Avoid overmixing the batter. When you add flour to a batter, it comes into contact with liquid, and the proteins bond with one another to form a sticky substance called gluten, which gives cakes structure but can also make them tough, especially if you are using all-purpose flour. The more you mix the flour and liquid together and the more gluten you create in the batter, the tougher your cake will be. So whenever you add flour—alternating with liquids in the recipes that follow—hand-mix the batter with a wooden spoon or rubber spatula, and mix only as long as it takes just to incorporate the added ingredient. Once all ingredients have been incorporated, beat the batter 10-12 strokes with your wooden spoon (or rubber spatula) if using cake flour, 2-3 strokes if using bleached all-purpose flour.

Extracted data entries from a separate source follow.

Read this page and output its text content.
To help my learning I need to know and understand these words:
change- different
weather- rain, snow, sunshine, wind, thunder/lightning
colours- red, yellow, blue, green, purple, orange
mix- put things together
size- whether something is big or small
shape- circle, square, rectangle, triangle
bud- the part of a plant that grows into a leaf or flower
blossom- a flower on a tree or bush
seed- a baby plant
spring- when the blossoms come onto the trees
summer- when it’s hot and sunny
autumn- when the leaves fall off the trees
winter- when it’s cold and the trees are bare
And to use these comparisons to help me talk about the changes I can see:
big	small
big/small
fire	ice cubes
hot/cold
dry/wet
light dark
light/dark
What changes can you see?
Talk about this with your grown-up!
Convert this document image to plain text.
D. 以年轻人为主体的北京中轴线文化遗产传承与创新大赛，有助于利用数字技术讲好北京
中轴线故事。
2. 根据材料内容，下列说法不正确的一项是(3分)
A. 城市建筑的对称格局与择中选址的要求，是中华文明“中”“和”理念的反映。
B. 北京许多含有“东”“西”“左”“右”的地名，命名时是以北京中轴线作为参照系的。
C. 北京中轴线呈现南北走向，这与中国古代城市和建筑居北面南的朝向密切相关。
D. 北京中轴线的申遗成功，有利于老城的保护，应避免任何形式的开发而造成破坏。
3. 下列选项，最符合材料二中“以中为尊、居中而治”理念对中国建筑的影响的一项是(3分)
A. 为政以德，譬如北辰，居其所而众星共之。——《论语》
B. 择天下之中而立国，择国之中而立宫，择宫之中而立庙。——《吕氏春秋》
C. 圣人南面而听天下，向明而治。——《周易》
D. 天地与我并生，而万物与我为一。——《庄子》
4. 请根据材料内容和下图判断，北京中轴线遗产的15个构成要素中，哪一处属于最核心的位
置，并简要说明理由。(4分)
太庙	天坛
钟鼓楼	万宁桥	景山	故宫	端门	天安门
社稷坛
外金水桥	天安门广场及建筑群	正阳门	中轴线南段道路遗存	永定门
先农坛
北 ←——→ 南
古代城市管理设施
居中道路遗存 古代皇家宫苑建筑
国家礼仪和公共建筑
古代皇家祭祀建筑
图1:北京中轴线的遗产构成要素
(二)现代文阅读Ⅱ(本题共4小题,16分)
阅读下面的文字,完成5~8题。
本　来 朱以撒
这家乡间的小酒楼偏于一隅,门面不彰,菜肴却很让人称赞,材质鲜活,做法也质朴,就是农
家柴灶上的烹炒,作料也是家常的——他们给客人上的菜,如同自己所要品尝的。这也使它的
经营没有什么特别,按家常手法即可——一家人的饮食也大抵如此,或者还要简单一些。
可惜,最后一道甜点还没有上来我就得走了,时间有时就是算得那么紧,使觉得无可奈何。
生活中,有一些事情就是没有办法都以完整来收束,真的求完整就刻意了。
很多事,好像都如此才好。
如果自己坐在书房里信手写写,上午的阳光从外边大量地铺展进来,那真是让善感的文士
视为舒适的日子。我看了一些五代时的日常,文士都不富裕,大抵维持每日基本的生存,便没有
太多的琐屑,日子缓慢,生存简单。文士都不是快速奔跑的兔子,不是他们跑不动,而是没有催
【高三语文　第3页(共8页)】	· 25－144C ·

Inverting cakes from their pans. When the cake has cooled in its pan on a rack for about 10 minutes, run the tip of a very thin knife around the edge of the pan, taking care not to cut into the cake at all (it shouldn’t be necessary unless your pan was not properly prepared and the cake has stuck to its sides). Rest a baking sheet on top of the pan, then gently flip it and set it down on the counter so the upside-down pan is resting on the sheet. Tap the top and sides of the cake pan several times with your fingertips and lift it away from the cake. Transfer the cake to a rack to cool by sliding it off the baking sheet and onto the rack.